The folklore of Moomal-Mahendra is famous in the Jaisalmer district of Rajasthan. Moomal and Soomal, sisters and princesses of Jaisalmer, were famous for not only being beautiful but for their intelligence. They design their Kak Mahal as a palace full of optical illusions, with fake pools and labyrinths. Rano Mahendra, a prince from Umerkot, is the only one who overcomes the challenges and proves himself worthy of her love. He travels from Sindh (now, Pakistan) every night on his camel, Cheetal to meet Moomal. Facing opposition, he is attacked one night and loses his way, reaching Barmar instead of Jaisalmer. Tired of waiting for him at their predetermined spot, Moomal and her sister Soomal (who is dressed as a man as women can’t be un-chaperoned, duh!) fall asleep. When Mahendra finally reaches, he assumes Moomal is cheating on him with a man, and in a huff, leaves from there. The next morning on finding his cane, Moomal understands what has happened, and she travels to Umerkot to convince him. Failing to do so, desolate, she proves her purity by jumping into a fire. Wracked by guilt, Mahendra does the same. The two lovers die, separated by life yet united in death. 

Glossary:
Dadisa: Paternal grandmother.
Maasa: Mother.
Medhi: Palace.
Ghagra-Choli: A loose skirt and a top, up to the midriff.

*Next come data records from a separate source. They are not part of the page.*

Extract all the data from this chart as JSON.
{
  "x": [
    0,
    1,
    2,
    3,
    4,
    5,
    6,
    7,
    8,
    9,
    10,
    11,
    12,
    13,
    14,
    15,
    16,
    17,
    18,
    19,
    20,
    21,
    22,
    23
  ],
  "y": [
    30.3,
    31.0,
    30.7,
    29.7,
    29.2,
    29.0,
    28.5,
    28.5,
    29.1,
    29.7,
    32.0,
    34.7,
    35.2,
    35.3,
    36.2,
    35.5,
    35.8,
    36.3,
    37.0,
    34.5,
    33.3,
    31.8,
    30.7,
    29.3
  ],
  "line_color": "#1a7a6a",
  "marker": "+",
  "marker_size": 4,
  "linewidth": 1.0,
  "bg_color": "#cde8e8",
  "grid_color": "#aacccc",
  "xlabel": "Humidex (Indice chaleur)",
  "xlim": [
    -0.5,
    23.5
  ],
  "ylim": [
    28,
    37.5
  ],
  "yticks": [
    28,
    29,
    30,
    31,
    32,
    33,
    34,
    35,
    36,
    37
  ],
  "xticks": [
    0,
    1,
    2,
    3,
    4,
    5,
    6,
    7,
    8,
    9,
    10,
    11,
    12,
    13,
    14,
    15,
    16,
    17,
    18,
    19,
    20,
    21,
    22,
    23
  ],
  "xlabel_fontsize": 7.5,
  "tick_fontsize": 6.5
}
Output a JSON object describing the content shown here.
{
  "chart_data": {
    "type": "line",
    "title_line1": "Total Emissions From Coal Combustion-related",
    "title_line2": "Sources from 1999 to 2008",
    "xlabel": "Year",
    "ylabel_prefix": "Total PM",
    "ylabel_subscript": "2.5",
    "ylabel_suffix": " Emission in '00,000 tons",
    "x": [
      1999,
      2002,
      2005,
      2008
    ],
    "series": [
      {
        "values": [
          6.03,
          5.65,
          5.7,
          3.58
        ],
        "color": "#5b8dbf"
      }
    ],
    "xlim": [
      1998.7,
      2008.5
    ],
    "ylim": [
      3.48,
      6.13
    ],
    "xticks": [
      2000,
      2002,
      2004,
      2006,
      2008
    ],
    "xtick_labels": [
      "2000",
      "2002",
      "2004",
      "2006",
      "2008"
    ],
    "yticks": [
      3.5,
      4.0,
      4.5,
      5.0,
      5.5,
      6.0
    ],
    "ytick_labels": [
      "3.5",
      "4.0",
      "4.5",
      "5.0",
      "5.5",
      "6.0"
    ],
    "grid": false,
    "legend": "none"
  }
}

Jauhar or Jauhar kund: A sacrificial fire where queens (or women) jumped in to save their modesty after their husbands died.
Kismis: Raisin.
Samsara: The universe, rebirth.
Mandap: A place where a Hindu marriage takes place, around the holy fire.
Mahal: Palace.
Panipuri: Water balls, a type of street food.
Twin Flame: Different from soulmates, the concept of twin flames is intriguing. Sometimes, a soul gets split into two bodies, and these two bodies, or lovers, share a deep intense soul connection, at a cosmic level. Soulmates can be someone who is like you, can be a platonic partner.